Tarbot en griet zijn belangrijke bestanden voor de kottervloot. De informatie over deze bestanden die door de internationale wetenschappers van ICES wordt gebruikt voor de bestandsschattingen is echter beperkt. De jaarlijkse boomkorsurvey (BTS) die voor Nederland door Wageningen Marine Research (WMR) wordt uitgevoerd, is niet ingericht voor het verzamelen van goede informatie over tarbot en griet. ICES geeft aan dat een gerichte tarbot- en grietsurvey een belangrijke bijdrage kan leveren aan het verbeteren van de kennis.
Een samenwerkingsverband van de sector, wetenschap en maatschappelijke organisaties heeft de handschoen opgepakt en is gestart met een bedrijfssurvey naar deze vissoorten. OD-17 trapte de bedrijfssurvey, die valt binnen het EFMZV-project ‘Onderzoekssamenwerking 2.0’, deze week af.
Meten van leeftijd en lengte
De OD-17 beviste in samenspraak met WMR meerdere ICES-kwadranten. De schipper mocht daarbij gebruik maken van zijn eigen netten. Van de gevangen tarbot en griet zijn onder andere otolieten (gehoorsteentjes) verzameld. Uit deze otolieten kunnen wetenschappers de leeftijd van de vis afleiden. Ook is de lengte van de vissen gemeten. Naast de OD-17 zullen ook de UK-284 en de UK-64 de aankomende weken van start gaan met de bedrijfssurvey tarbot en griet, elk met een eigen serie trekken. Volgend jaar zullen de schepen die de bedrijfssurvey uitvoeren terugkomen op dezelfde visstekken om met dezelfde netconfiguratie, dezelfde trekken uit te voeren en dezelfde gegevens te verzamelen. Hiermee wordt een tijdsserie opgebouwd en worden veranderingen in de vangsten van tarbot en griet van jaar tot jaar op een gestandaardiseerde manier in kaart gebracht.

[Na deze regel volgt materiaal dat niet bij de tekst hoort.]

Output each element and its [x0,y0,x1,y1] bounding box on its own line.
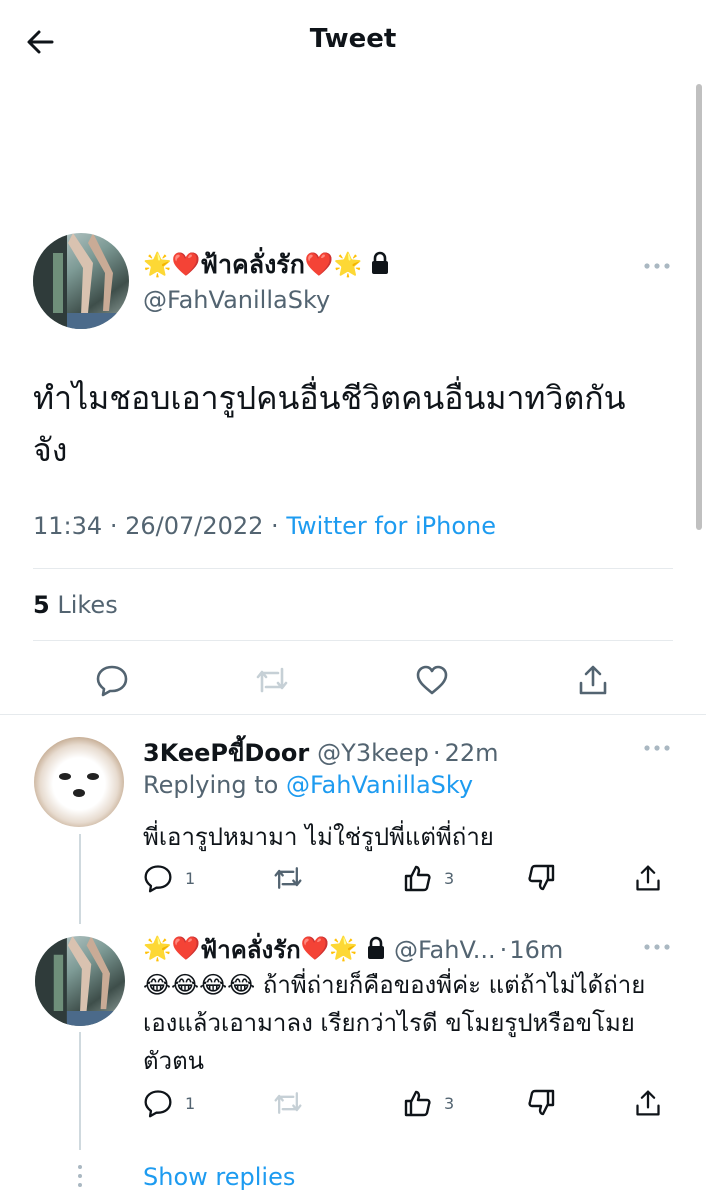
dot [78,1165,82,1169]
reply-header[interactable]: 3KeePขี้Door @Y3keep · 22m [143,733,498,772]
dislike-icon [528,864,555,891]
avatar-nose [73,789,85,797]
share-icon [636,865,660,891]
lock-icon [366,936,386,964]
reply-more-button[interactable] [640,937,674,957]
more-options-button[interactable] [640,256,674,276]
lock-icon [370,251,390,279]
scrollbar[interactable] [696,84,702,530]
author-handle[interactable]: @FahVanillaSky [143,286,330,314]
reply-reply-button[interactable]: 1 [143,863,195,893]
likes-label: Likes [57,591,118,619]
thread-continuation-dots [77,1165,83,1187]
retweet-icon [274,1092,302,1114]
retweet-icon [256,667,288,693]
reply-icon [144,1090,172,1118]
reply-icon [144,865,172,893]
share-icon [636,1090,660,1116]
author-name-row[interactable]: 🌟❤️ ฟ้าคลั่งรัก ❤️🌟 [143,245,390,285]
reply-button[interactable] [92,660,132,700]
name-emoji-prefix: 🌟❤️ [143,251,201,278]
tweet-time: 11:34 [33,512,103,540]
name-emoji-suffix: ❤️🌟 [304,251,363,278]
share-button[interactable] [573,660,613,700]
retweet-icon [274,867,302,889]
reply-text: 😂😂😂😂 ถ้าพี่ถ่ายก็คือของพี่ค่ะ แต่ถ้าไม่ไ… [143,966,663,1080]
more-icon [644,745,670,751]
retweet-button[interactable] [252,660,292,700]
likes-count: 5 [33,591,50,619]
like-button[interactable] [412,660,452,700]
reply-like-button[interactable]: 3 [402,863,454,893]
more-icon [644,263,670,269]
reply-header[interactable]: 🌟❤️ ฟ้าคลั่งรัก ❤️🌟 @FahV... · 16m [143,930,563,969]
dislike-icon [528,1089,555,1116]
replying-label: Replying to [143,771,279,799]
reply-icon [96,665,128,697]
meta-separator: · [432,739,441,767]
reply-handle[interactable]: @FahV... [394,936,496,964]
reply-retweet-button[interactable] [272,1088,304,1118]
thumbs-up-icon [404,865,431,892]
reply-share-button[interactable] [634,1088,662,1118]
show-replies-link[interactable]: Show replies [143,1163,295,1191]
reply-avatar[interactable] [34,737,124,827]
top-bar: Tweet [0,0,706,84]
tweet-text: ทำไมชอบเอารูปคนอื่นชีวิตคนอื่นมาทวิตกันจ… [33,379,626,469]
reply-handle[interactable]: @Y3keep [317,739,429,767]
meta-separator: · [271,512,287,540]
reply-emoji: 😂😂😂😂 [143,971,256,999]
divider [0,714,706,715]
more-icon [644,944,670,950]
reply-dislike-button[interactable] [527,863,557,893]
like-icon [416,665,448,695]
reply-reply-button[interactable]: 1 [143,1088,195,1118]
avatar-image [35,936,125,1026]
likes-stat[interactable]: 5 Likes [33,591,118,619]
avatar-image [33,233,129,329]
reply-dislike-button[interactable] [527,1088,557,1118]
thumbs-up-icon [404,1090,431,1117]
reply-share-button[interactable] [634,863,662,893]
avatar-eye [59,773,71,780]
meta-separator: · [499,935,508,964]
tweet-meta: 11:34 · 26/07/2022 · Twitter for iPhone [33,512,496,540]
author-display-name[interactable]: ฟ้าคลั่งรัก [200,245,305,285]
reply-text: พี่เอารูปหมามา ไม่ใช่รูปพี่แต่พี่ถ่าย [143,823,494,851]
reply-more-button[interactable] [640,738,674,758]
share-icon [579,665,607,695]
reply-display-name[interactable]: 3KeePขี้Door [143,733,309,772]
thread-line [79,1032,81,1150]
thread-line [79,834,81,924]
name-emoji-prefix: 🌟❤️ [143,936,201,962]
reply-time: 16m [509,935,564,964]
meta-separator: · [109,512,126,540]
dot [78,1174,82,1178]
tweet-source-link[interactable]: Twitter for iPhone [286,512,496,540]
reply-like-count: 3 [444,868,455,888]
tweet-date: 26/07/2022 [125,512,264,540]
reply-like-count: 3 [444,1093,455,1113]
reply-like-button[interactable]: 3 [402,1088,454,1118]
reply-count: 1 [185,868,196,888]
replying-to-mention[interactable]: @FahVanillaSky [286,771,473,799]
reply-time: 22m [444,739,499,767]
divider [33,568,673,569]
dot [78,1183,82,1187]
replying-to: Replying to @FahVanillaSky [143,771,473,799]
page-title: Tweet [309,24,397,54]
name-emoji-suffix: ❤️🌟 [300,936,358,962]
reply-display-name[interactable]: ฟ้าคลั่งรัก [200,930,300,969]
avatar-eye [87,773,99,780]
author-avatar[interactable] [33,233,129,329]
reply-count: 1 [185,1093,196,1113]
divider [33,640,673,641]
reply-avatar[interactable] [35,936,125,1026]
reply-retweet-button[interactable] [272,863,304,893]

Ervaringen van de eerste survey week
De surveyreis op de OD 17 werd uitgevoerd door Edward Schram (projectleider bedrijfssurvey) en Ronald Bol van WMR. De samenwerking met schipper Kees Akershoek en bemanning verliep prima. Oorspronkelijk was de bedoeling dat de schipper de helft van de locaties van de vistrekken mocht bepalen. De andere helft was vooraf vastgelegd. In de praktijk bleek de keuzevrijheid van de schipper voor de ‘eigen posities’ beperkt te zijn, omdat deze erg bepaald werd door de vooraf door WMR vastgelegde plekken. Tijdens de reis moest dus samen een compromis worden gezocht tussen het houden van een goede ruimtelijke spreiding en het vissend kunnen afleggen van de afstanden tussen monsterlocaties. Het vissend afstanden overbruggen is nodig om het visverlet en daarmee ook de kosten voor de survey te beperken. Dit laatste is vooral belangrijk met het oog op de toekomst, na afloop van de projectfinanciering.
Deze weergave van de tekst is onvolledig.